Proving $x ≡ y \pmod n $ if $x^a ≡ y^a \pmod n$

Question

How to prove $x ≡ y \pmod n $ if $x^a ≡ y^a \pmod n?$ We assume $a$ and $φ(n)$ are relatively prime and $x$ and $y$ are coprime.

I have no idea how to approach this. Any ideas?

Answer 1

We begin with:

Special case: $\gcd(x,n)=1$. In that case, $x$ has an inverse $\pmod n$ and we deduce that $$\left( x^{-1}y\right)^a\equiv 1 \pmod n$$

But then we know that the order of $x^{-1}y$ is a common divisor of $a$ and $\varphi(n)$, hence the order is $1$, hence $x^{-1}y\equiv 1 \pmod n$ which implies $x\equiv y \pmod n$ which is what we were trying to prove.

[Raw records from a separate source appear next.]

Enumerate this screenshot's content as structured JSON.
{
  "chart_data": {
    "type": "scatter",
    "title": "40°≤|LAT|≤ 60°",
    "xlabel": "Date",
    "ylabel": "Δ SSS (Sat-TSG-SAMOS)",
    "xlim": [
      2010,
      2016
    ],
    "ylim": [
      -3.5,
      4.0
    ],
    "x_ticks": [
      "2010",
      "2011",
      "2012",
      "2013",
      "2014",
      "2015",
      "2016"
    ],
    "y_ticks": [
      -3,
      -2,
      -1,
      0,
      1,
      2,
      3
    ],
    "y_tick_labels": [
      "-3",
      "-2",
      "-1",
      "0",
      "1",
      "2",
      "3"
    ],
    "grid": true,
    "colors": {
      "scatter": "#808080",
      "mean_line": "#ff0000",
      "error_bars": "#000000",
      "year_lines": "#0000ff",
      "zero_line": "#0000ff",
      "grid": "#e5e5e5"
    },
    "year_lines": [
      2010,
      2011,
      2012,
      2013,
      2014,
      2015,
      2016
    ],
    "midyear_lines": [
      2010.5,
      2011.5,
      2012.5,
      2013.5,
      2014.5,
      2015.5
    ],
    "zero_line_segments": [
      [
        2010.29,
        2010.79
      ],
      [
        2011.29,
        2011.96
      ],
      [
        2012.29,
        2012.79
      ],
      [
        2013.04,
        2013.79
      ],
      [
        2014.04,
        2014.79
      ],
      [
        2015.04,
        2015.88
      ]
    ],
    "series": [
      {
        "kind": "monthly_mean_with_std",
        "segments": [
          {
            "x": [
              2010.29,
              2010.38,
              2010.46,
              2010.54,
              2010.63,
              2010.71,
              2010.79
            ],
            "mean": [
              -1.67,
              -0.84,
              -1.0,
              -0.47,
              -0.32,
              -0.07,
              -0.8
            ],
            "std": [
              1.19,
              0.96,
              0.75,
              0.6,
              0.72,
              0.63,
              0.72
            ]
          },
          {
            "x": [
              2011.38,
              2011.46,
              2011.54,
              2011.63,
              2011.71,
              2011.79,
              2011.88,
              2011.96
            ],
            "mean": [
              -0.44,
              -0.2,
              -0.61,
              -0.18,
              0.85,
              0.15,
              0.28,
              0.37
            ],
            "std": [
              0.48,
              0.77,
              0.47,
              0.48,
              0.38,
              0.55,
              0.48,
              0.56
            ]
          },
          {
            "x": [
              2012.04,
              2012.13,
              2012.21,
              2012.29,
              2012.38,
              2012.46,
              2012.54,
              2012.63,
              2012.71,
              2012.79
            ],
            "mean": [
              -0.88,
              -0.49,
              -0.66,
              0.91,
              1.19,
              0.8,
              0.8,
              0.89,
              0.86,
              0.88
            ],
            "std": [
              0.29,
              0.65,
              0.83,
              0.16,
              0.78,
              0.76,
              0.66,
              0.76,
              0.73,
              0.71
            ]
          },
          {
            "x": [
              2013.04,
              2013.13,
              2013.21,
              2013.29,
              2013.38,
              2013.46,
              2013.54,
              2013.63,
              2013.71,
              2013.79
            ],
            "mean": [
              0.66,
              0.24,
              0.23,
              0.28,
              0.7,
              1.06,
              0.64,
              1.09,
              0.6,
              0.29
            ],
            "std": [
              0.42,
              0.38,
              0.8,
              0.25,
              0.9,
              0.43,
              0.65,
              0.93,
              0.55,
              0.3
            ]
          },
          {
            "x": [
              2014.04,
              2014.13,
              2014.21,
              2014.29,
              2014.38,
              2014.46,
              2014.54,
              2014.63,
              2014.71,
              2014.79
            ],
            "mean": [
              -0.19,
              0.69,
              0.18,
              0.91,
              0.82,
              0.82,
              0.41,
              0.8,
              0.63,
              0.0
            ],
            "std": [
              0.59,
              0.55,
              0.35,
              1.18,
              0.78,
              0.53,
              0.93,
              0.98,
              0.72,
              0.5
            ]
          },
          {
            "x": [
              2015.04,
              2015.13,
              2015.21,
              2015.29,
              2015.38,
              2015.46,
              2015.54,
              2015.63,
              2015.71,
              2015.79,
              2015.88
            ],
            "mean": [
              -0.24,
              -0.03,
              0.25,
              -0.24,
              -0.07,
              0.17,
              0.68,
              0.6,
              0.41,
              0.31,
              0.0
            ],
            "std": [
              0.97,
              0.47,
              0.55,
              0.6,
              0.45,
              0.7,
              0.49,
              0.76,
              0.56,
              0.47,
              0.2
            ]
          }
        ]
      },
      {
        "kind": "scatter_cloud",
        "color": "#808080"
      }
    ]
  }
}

To conclude, suppose that $\gcd(x,n)=d>1$. Then there is some prime $p$ which divides both $x$ and $n$. But in that case we must have $$p\,|\,x^a-y^a\implies p\,|\,y^a\implies p\,|\,y$$

Whence $p\,|\,\gcd(x,y)$ but that contradicts the assumption that $\gcd(x,y)=1$ and we are done.